The Mississippi Center for Health Policy estimated in 2012 that up to 275,000 Mississippians could get insurance through the individual exchange, with 230,000 qualifying for federal tax credits that would reduce what they pay.
Two companies are selling insurance policies through the individual exchange in Mississippi, and they overlap in only four of the 82 counties. Although Chaney’s office isn’t running the individual health exchange, he said it received about three dozen calls from consumers about it Tuesday.
“We’ve gotten a lot of compliments as well as complaints,” he said.
He said some people complained the government website was slow, while some in the Meridian area were happy to know another hospital had been added to the coverage network.
Among the Mississippi residents planning to shop for coverage are 46-year-old Shawn Watson of Pass Christian and 40-year-old Sharonda Noel of Greenwood. They have full-time jobs that don’t provide health insurance.
“I make a conscious effort to eat right and exercise,” said Watson, an administrative assistant at a funeral home. “But as you get older, it’s inevitable that you’re going to have health issues.”
Noel, a daycare worker, has several chronic conditions, including lupus and high blood pressure. She said she could qualify for government assistance on disability, but she wants to work to provide for herself and her two teenage children.

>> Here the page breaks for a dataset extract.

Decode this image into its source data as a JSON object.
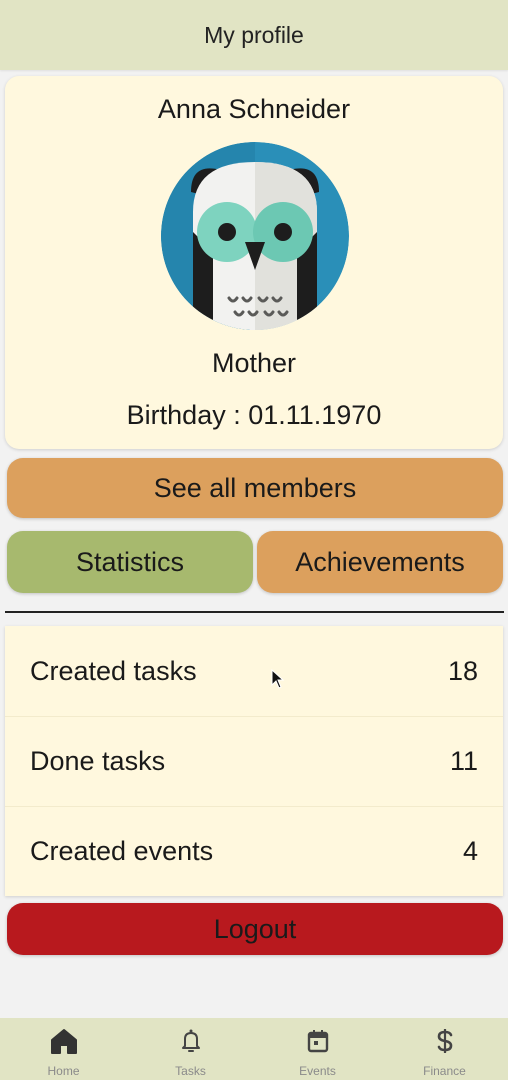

“I’m not looking for a handout,” Noel said.
Watson is single with a grown child who is no longer a dependent, so she’ll only have to shop for her own coverage. She said she’s feeling a financial pinch because she had to go to a local hospital to be X-rayed after twisting an ankle. A local clinic wanted her to pay half the cost for the X-ray up front, and she didn’t have the cash on hand. The hospital put her on a payment plan.
Watson said she didn’t plan to buy coverage on the health exchange right away. Instead, she said she’ll take some time to do research and see what she can afford.